Air & Space Forces Magazine has a rundown on what a government shutdown would mean for their forces, and presumably across the rest of the military.
...“The shutdown is the worst thing that could happen,” Deputy Pentagon Press Secretary Sabrina Singh told reporters Sept. 25. “We’re hoping that Congress can find a way to avert that, but planning for the worst.”
The Air Force and Space Force are under broad DOD-wide guidance, which is being distributed across the Department of Air Force, according to an Air Force spokeswoman. That means troops are in line not to receive paychecks and thousands of civilian employees will be furloughed under the Pentagon’s “Contingency Plan Guidance for Continuation of Essential Operations in the Absence of Available Appropriations.”
“Military personnel on Active-Duty, including Reserve component personnel on Federal Active-Duty, will continue to report for duty and carry out assigned duties,” the document says.
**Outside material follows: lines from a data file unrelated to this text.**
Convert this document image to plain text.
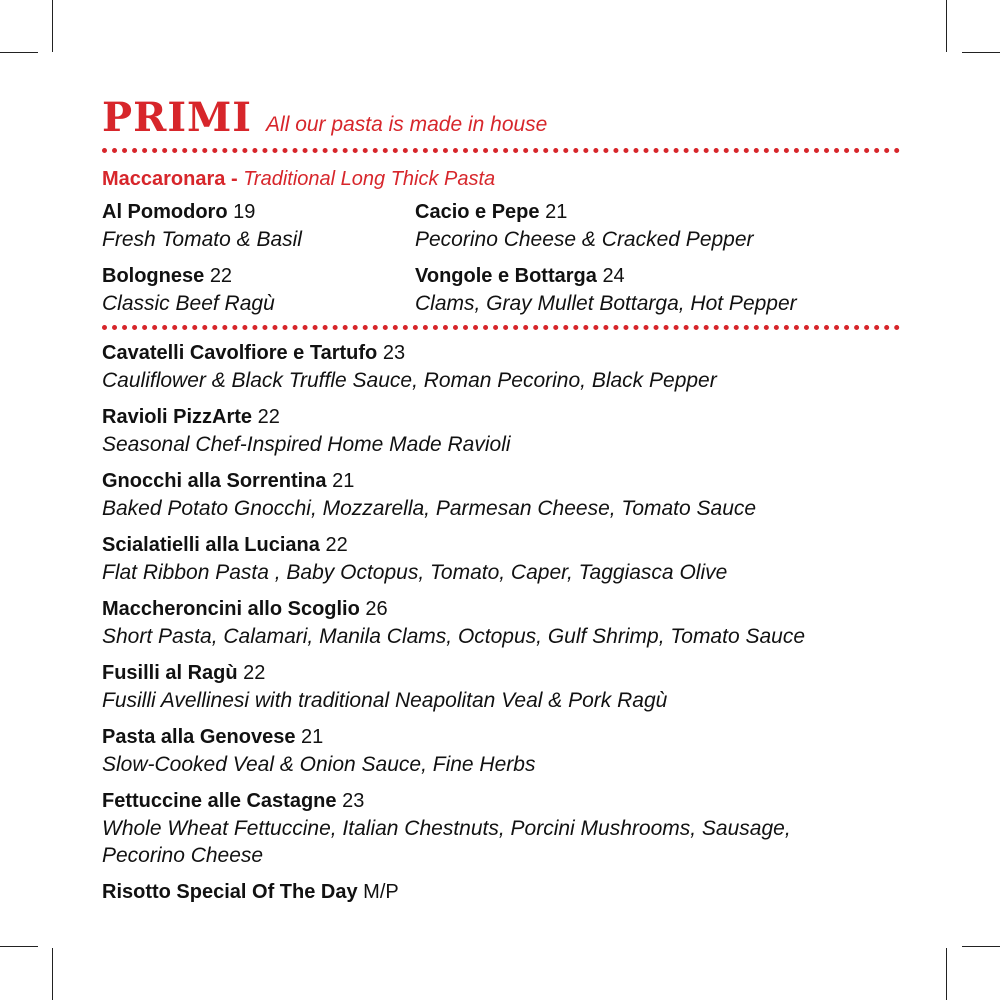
PRIMI All our pasta is made in house
Maccaronara - Traditional Long Thick Pasta
Al Pomodoro 19
Fresh Tomato & Basil
Cacio e Pepe 21
Pecorino Cheese & Cracked Pepper
Bolognese 22
Classic Beef Ragù
Vongole e Bottarga 24
Clams, Gray Mullet Bottarga, Hot Pepper
Cavatelli Cavolfiore e Tartufo 23
Cauliflower & Black Truffle Sauce, Roman Pecorino, Black Pepper
Ravioli PizzArte 22
Seasonal Chef-Inspired Home Made Ravioli
Gnocchi alla Sorrentina 21
Baked Potato Gnocchi, Mozzarella, Parmesan Cheese, Tomato Sauce
Scialatielli alla Luciana 22
Flat Ribbon Pasta , Baby Octopus, Tomato, Caper, Taggiasca Olive
Maccheroncini allo Scoglio 26
Short Pasta, Calamari, Manila Clams, Octopus, Gulf Shrimp, Tomato Sauce
Fusilli al Ragù 22
Fusilli Avellinesi with traditional Neapolitan Veal & Pork Ragù
Pasta alla Genovese 21
Slow-Cooked Veal & Onion Sauce, Fine Herbs
Fettuccine alle Castagne 23
Whole Wheat Fettuccine, Italian Chestnuts, Porcini Mushrooms, Sausage, Pecorino Cheese
Risotto Special Of The Day M/P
But they will not be paid on schedule unless some legislation is passed that continues to pay troops, as has been the case in the past. And service members would have to cover some work that is normally done by furloughed civilian workers.
“Troops would go without pay,” Singh said. “Military families would be impacted, of course. For folks that are not getting paychecks, that impacts how and when you can buy groceries, childcare—all of these things. Commissaries would be closed on bases.”..
There’s more at the link.
In addition to the consequences for troops and civilian employees, a lot of programs will come to a halt without funding; some may never recover, or will end up greatly delayed. It’s incredibly expensive to run things on a stop and go basis; people move on, learning curves collapse, windows of opportunity close.
You can’t support the troops if you vote for Republicans.